Temporal decay: Recent messages weighted more heavily improved accuracy slightly.
Graph construction: Tried real agent-to-agent networks vs. activity-based self-loops. Activity-based consistently performed better.
After testing multiple variations, the optimal approach achieved 50.8% accuracy (64 correct out of 126 valid cases).
results analysis
50.8% doesn't sound impressive until you consider the context:
Random guessing: 25% accuracy
Academic baseline: 53.5% accuracy
Our gap: Only 2.7 percentage points
More importantly, when I analyzed the failures, the actual culprits were consistently in our top 3 predictions. We weren't missing them - we were just ranking them slightly wrong.
what this means
This work establishes that simple activity patterns contain significant signal for failure attribution. You don't need complex semantic analysis or expensive LLM-based approaches. Basic graph metrics on conversation patterns can identify failure-causing agents better than random with a simple, fast algorithm.
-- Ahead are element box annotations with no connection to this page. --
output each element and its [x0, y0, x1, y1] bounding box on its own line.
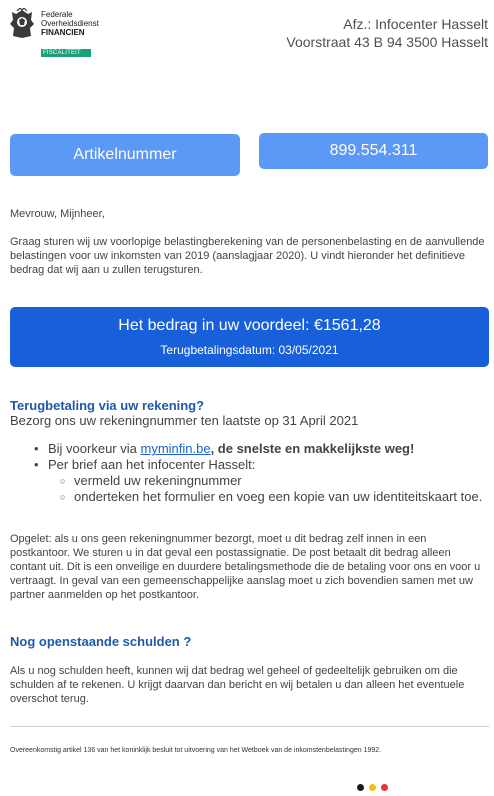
sender-line-2: Voorstraat 43 B 94 3500 Hasselt [286, 34, 488, 50]
logo-line-3: FINANCIEN [41, 28, 85, 37]
option-1-suffix: , de snelste en makkelijkste weg! [210, 441, 415, 456]
refund-date: Terugbetalingsdatum: 03/05/2021 [160, 343, 339, 357]
list-item [34, 457, 484, 473]
artikelnummer-button[interactable]: Artikelnummer [10, 134, 240, 176]
refund-heading: Terugbetaling via uw rekening? [10, 398, 205, 413]
black-dot-icon [357, 784, 364, 791]
belgian-flag-dots [357, 784, 397, 794]
letter-steps-list [60, 473, 484, 505]
sublist-container [34, 473, 484, 505]
debts-paragraph: Als u nog schulden heeft, kunnen wij dat bedrag wel geheel of gedeeltelijk gebruiken om die schulden af te rekenen. U krijgt daarvan dan bericht en wij betalen u dan alleen het eventuele overschot terug. [10, 665, 465, 705]
list-item: ○ onderteken het formulier en voeg een kopie van uw identiteitskaart toe. [60, 489, 484, 505]
sender-line-1: Afz.: Infocenter Hasselt [343, 16, 488, 32]
refund-amount: Het bedrag in uw voordeel: €1561,28 [118, 317, 381, 334]
belgian-crest-icon [8, 8, 36, 40]
refund-subheading: Bezorg ons uw rekeningnummer ten laatste op 31 April 2021 [10, 413, 359, 428]
list-item [34, 441, 484, 457]
option-1-prefix: Bij voorkeur via [48, 441, 141, 456]
reference-number-button[interactable]: 899.554.311 [259, 133, 488, 169]
refund-options-list [34, 441, 484, 505]
yellow-dot-icon [369, 784, 376, 791]
header [0, 0, 494, 60]
logo-text [41, 10, 99, 37]
option-2-text: Per brief aan het infocenter Hasselt: [48, 457, 256, 472]
logo-line-1: Federale [41, 10, 73, 19]
myminfin-link[interactable]: myminfin.be [140, 441, 211, 456]
divider [10, 726, 489, 727]
greeting: Mevrouw, Mijnheer, [10, 208, 105, 220]
refund-banner [10, 307, 489, 367]
debts-heading: Nog openstaande schulden ? [10, 634, 192, 649]
legal-footer: Overeenkomstig artikel 136 van het koninklijk besluit tot uitvoering van het Wetboek van de inkomstenbelastingen 1992. [10, 747, 382, 754]
sender-address [286, 15, 488, 51]
intro-paragraph: Graag sturen wij uw voorlopige belastingberekening van de personenbelasting en de aanvullende belastingen voor uw inkomsten van 2019 (aanslagjaar 2020). U vindt hieronder het definitieve bedrag dat wij aan u zullen terugsturen. [10, 236, 485, 276]
list-item: ○ vermeld uw rekeningnummer [60, 473, 484, 489]
fod-financien-logo [8, 8, 99, 56]
warning-paragraph: Opgelet: als u ons geen rekeningnummer bezorgt, moet u dit bedrag zelf innen in een postkantoor. We sturen u in dat geval een postassignatie. De post betaalt dit bedrag alleen contant uit. Dit is een onveilige en duurdere betalingsmethode die de betaling voor ons en voor u vertraagt. In geval van een gemeenschappelijke aanslag moet u zich bovendien samen met uw partner aanmelden op het postkantoor. [10, 533, 481, 601]
logo-tag-fiscaliteit: FISCALITEIT [41, 49, 91, 57]
red-dot-icon [381, 784, 388, 791]
logo-line-2: Overheidsdienst [41, 19, 99, 28]
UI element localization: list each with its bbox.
Once refined further, this approach could replace the current trend of using "LLM as a judge" for agent evaluation - delivering faster, more consistent, and more explainable results.
the ceiling problem
Every enhancement I tried made results worse. Adding content analysis, position-based weighting, complex heuristics - all decreased accuracy. This suggests we've hit the fundamental ceiling for observational methods.
The remaining cases likely require causal validation: actually testing whether muting a suspected agent prevents the failure. That's a different problem requiring different tools.
code and reproducibility
The complete implementation is available on GitHub. The core algorithm is surprisingly simple - about 50 lines of Python using NetworkX. Sometimes the best solutions are the obvious ones.
This research establishes the baseline for graph-based agent failure attribution and identifies the limits of activity-based detection methods.Moving Forward
I'm now working on implementing the counterfactual replay system. The goal is to prove causal relationships and push accuracy above the academic baseline. But beyond just beating benchmarks, I want to understand why multi-agent systems fail and how to design better ones.